Paul Dietrich shared two alternative investments to AI, saying the tech boom is a bubble.
Wedbush’s chief strategist recommended utilities and gold as two solid bets to ride out any trouble.
“People just think there is no limit on these things, but there always is,” he said of the AI bull run.
Top strategist Paul Dietrich has warned that the AI boom is a bubble, and suggested where investors should take shelter.
Those betting on the tech are wagering it will supercharge productivity and mint profits for the businesses harnessing it, fueling a growing debate about whether surging AI stocks warrant their sky-high valuations or are destined to crash.

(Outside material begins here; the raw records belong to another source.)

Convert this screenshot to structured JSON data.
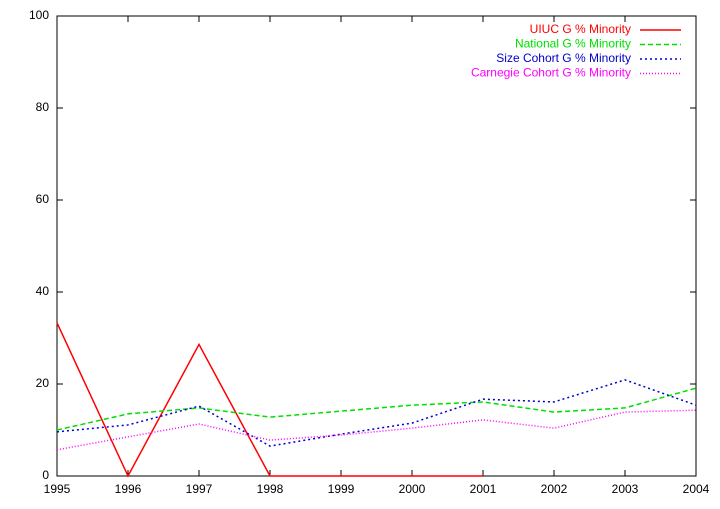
{
  "chart_data": {
    "type": "line",
    "x": [
      1995,
      1996,
      1997,
      1998,
      1999,
      2000,
      2001,
      2002,
      2003,
      2004
    ],
    "series": [
      {
        "name": "UIUC G % Minority",
        "color": "#ff0000",
        "dash": "none",
        "values": [
          33.3,
          0,
          28.6,
          0,
          0,
          0,
          0,
          null,
          null,
          null
        ]
      },
      {
        "name": "National G % Minority",
        "color": "#00e000",
        "dash": "5,3",
        "values": [
          10,
          13.5,
          14.8,
          12.8,
          14.1,
          15.4,
          16.1,
          13.9,
          14.8,
          19.1
        ]
      },
      {
        "name": "Size Cohort G % Minority",
        "color": "#0000cc",
        "dash": "2,3",
        "values": [
          9.6,
          11.1,
          15.2,
          6.5,
          9.1,
          11.5,
          16.7,
          16.1,
          20.9,
          15.4
        ]
      },
      {
        "name": "Carnegie Cohort G % Minority",
        "color": "#ff00ff",
        "dash": "1,2",
        "values": [
          5.7,
          8.5,
          11.3,
          7.8,
          8.9,
          10.4,
          12.2,
          10.4,
          13.9,
          14.3
        ]
      }
    ],
    "xlim": [
      1995,
      2004
    ],
    "xticks": [
      1995,
      1996,
      1997,
      1998,
      1999,
      2000,
      2001,
      2002,
      2003,
      2004
    ],
    "ylim": [
      0,
      100
    ],
    "yticks": [
      0,
      20,
      40,
      60,
      80,
      100
    ],
    "grid": false,
    "legend": "top-right"
  }
}
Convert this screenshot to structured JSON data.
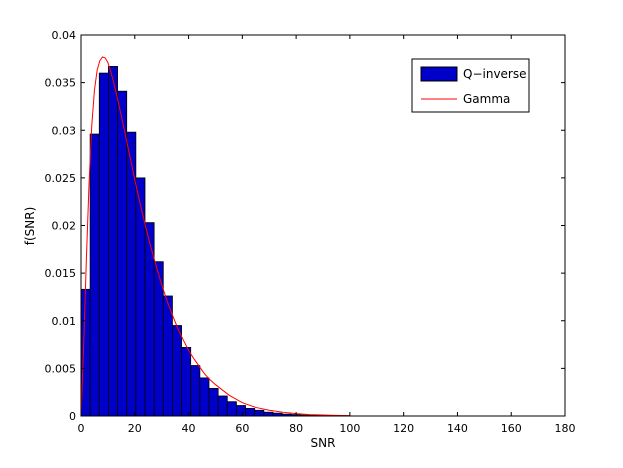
{
  "chart_data": {
    "type": "bar",
    "title": "",
    "xlabel": "SNR",
    "ylabel": "f(SNR)",
    "xlim": [
      0,
      180
    ],
    "ylim": [
      0,
      0.04
    ],
    "xticks": [
      "0",
      "20",
      "40",
      "60",
      "80",
      "100",
      "120",
      "140",
      "160",
      "180"
    ],
    "yticks": [
      "0",
      "0.005",
      "0.01",
      "0.015",
      "0.02",
      "0.025",
      "0.03",
      "0.035",
      "0.04"
    ],
    "grid": false,
    "legend_position": "top-right",
    "bar_color": "#0000c8",
    "line_color": "#ff0000",
    "series": [
      {
        "name": "Q−inverse",
        "kind": "histogram",
        "bin_width": 3.4,
        "x": [
          1.7,
          5.1,
          8.5,
          11.9,
          15.3,
          18.7,
          22.1,
          25.5,
          28.9,
          32.3,
          35.7,
          39.1,
          42.5,
          45.9,
          49.3,
          52.7,
          56.1,
          59.5,
          62.9,
          66.3,
          69.7,
          73.1,
          76.5,
          79.9,
          83.3,
          86.7,
          90.1,
          93.5,
          96.9
        ],
        "values": [
          0.0133,
          0.0296,
          0.036,
          0.0367,
          0.0341,
          0.0298,
          0.025,
          0.0203,
          0.0162,
          0.0126,
          0.0095,
          0.0072,
          0.0053,
          0.004,
          0.0029,
          0.0021,
          0.0015,
          0.0011,
          0.0008,
          0.0006,
          0.0004,
          0.0003,
          0.0002,
          0.00015,
          0.0001,
          7e-05,
          5e-05,
          3e-05,
          2e-05
        ]
      },
      {
        "name": "Gamma",
        "kind": "line",
        "x": [
          0,
          1,
          2,
          3,
          4,
          5,
          6,
          7,
          8,
          9,
          10,
          11,
          12,
          14,
          16,
          18,
          20,
          22,
          24,
          26,
          28,
          30,
          32,
          34,
          36,
          38,
          40,
          42,
          44,
          46,
          48,
          50,
          55,
          60,
          65,
          70,
          75,
          80,
          85,
          90,
          95,
          100
        ],
        "values": [
          0,
          0.0075,
          0.0165,
          0.0245,
          0.0305,
          0.0342,
          0.0363,
          0.0373,
          0.0377,
          0.0376,
          0.0371,
          0.0362,
          0.0352,
          0.0328,
          0.0302,
          0.0275,
          0.0248,
          0.0223,
          0.0199,
          0.0177,
          0.0157,
          0.0138,
          0.0121,
          0.0106,
          0.0092,
          0.008,
          0.0069,
          0.006,
          0.0052,
          0.0044,
          0.0038,
          0.0033,
          0.0022,
          0.0014,
          0.0009,
          0.0006,
          0.0004,
          0.00025,
          0.00015,
          0.0001,
          6e-05,
          4e-05
        ]
      }
    ]
  }
}
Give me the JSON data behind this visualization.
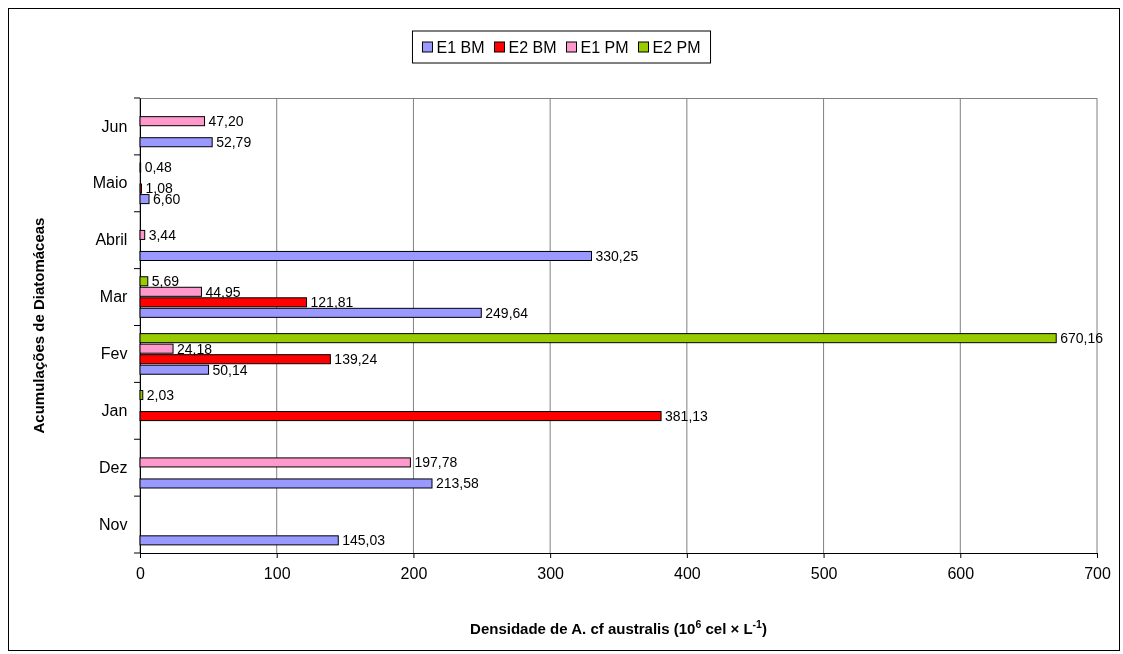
{
  "chart_data": {
    "type": "bar",
    "orientation": "horizontal",
    "xlabel": "Densidade de A. cf australis (10$^{6}$ cel × L$^{-1}$)",
    "ylabel": "Acumulações de Diatomáceas",
    "categories": [
      "Jun",
      "Maio",
      "Abril",
      "Mar",
      "Fev",
      "Jan",
      "Dez",
      "Nov"
    ],
    "series": [
      {
        "name": "E1 BM",
        "color": "#9999ff",
        "values": [
          52.79,
          6.6,
          330.25,
          249.64,
          50.14,
          null,
          213.58,
          145.03
        ],
        "value_labels": [
          "52,79",
          "6,60",
          "330,25",
          "249,64",
          "50,14",
          null,
          "213,58",
          "145,03"
        ]
      },
      {
        "name": "E2 BM",
        "color": "#ff0000",
        "values": [
          null,
          1.08,
          null,
          121.81,
          139.24,
          381.13,
          null,
          null
        ],
        "value_labels": [
          null,
          "1,08",
          null,
          "121,81",
          "139,24",
          "381,13",
          null,
          null
        ]
      },
      {
        "name": "E1 PM",
        "color": "#ff99cc",
        "values": [
          47.2,
          null,
          3.44,
          44.95,
          24.18,
          null,
          197.78,
          null
        ],
        "value_labels": [
          "47,20",
          null,
          "3,44",
          "44,95",
          "24,18",
          null,
          "197,78",
          null
        ]
      },
      {
        "name": "E2 PM",
        "color": "#99cc00",
        "values": [
          null,
          0.48,
          null,
          5.69,
          670.16,
          2.03,
          null,
          null
        ],
        "value_labels": [
          null,
          "0,48",
          null,
          "5,69",
          "670,16",
          "2,03",
          null,
          null
        ]
      }
    ],
    "xlim": [
      0,
      700
    ],
    "xticks": [
      0,
      100,
      200,
      300,
      400,
      500,
      600,
      700
    ],
    "grid": "x",
    "legend": "top"
  }
}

Dietrich, Wedbush’s chief investment strategist, told Business Insider that the bull run reminded him of the hype and speculation during the dot-com bubble in the late 1990s and the housing bubble in the mid-2000s.
“They made no sense,” he said. “Things just kept going up and up and up.”
Dietrich said of the internet bubble, “I’d go to a party and everybody was telling me what dot-com stock that they had just gotten into. The same thing is happening today.”
Nvidia shares have soared about 13-fold since the start of 2023, catapulting the chipmaker to a $4.5 trillion market capitalization. That figure exceeds the combined value of Berkshire Hathaway, JPMorgan, Walmart, Eli Lilly, and Visa.
Dietrich, who manages money for private investors, institutions, and retirement funds, said he believed AI would “change everything” but added that valuations were “out of whack.”
“People just think there is no limit on these things, but there always is,” he said. Dietrich added that blue-chip stocks such as Microsoft tanked during the dot-com crash. The enterprise-software giant’s shares fell 63% over the course of 2000.
He also said he was alarmed about retail investors using borrowed money to place bigger and riskier bets in a bid to amplify their returns.
“More people are in leveraged ETFs, especially in technology,” he said. “We’ve never, ever seen a big market downturn with the kind of leverage that I see underlying the stock buying. This is my biggest worry right now.”
“If the market starts going down, you want to get out of those things really quickly,” he said.
Dietrich said the government’s injection of trillions into the economy over the past five years may have shored up demand and staved off trouble.
“It’s pushed off the recession,” he said. “But it hasn’t repealed the laws of gravity.”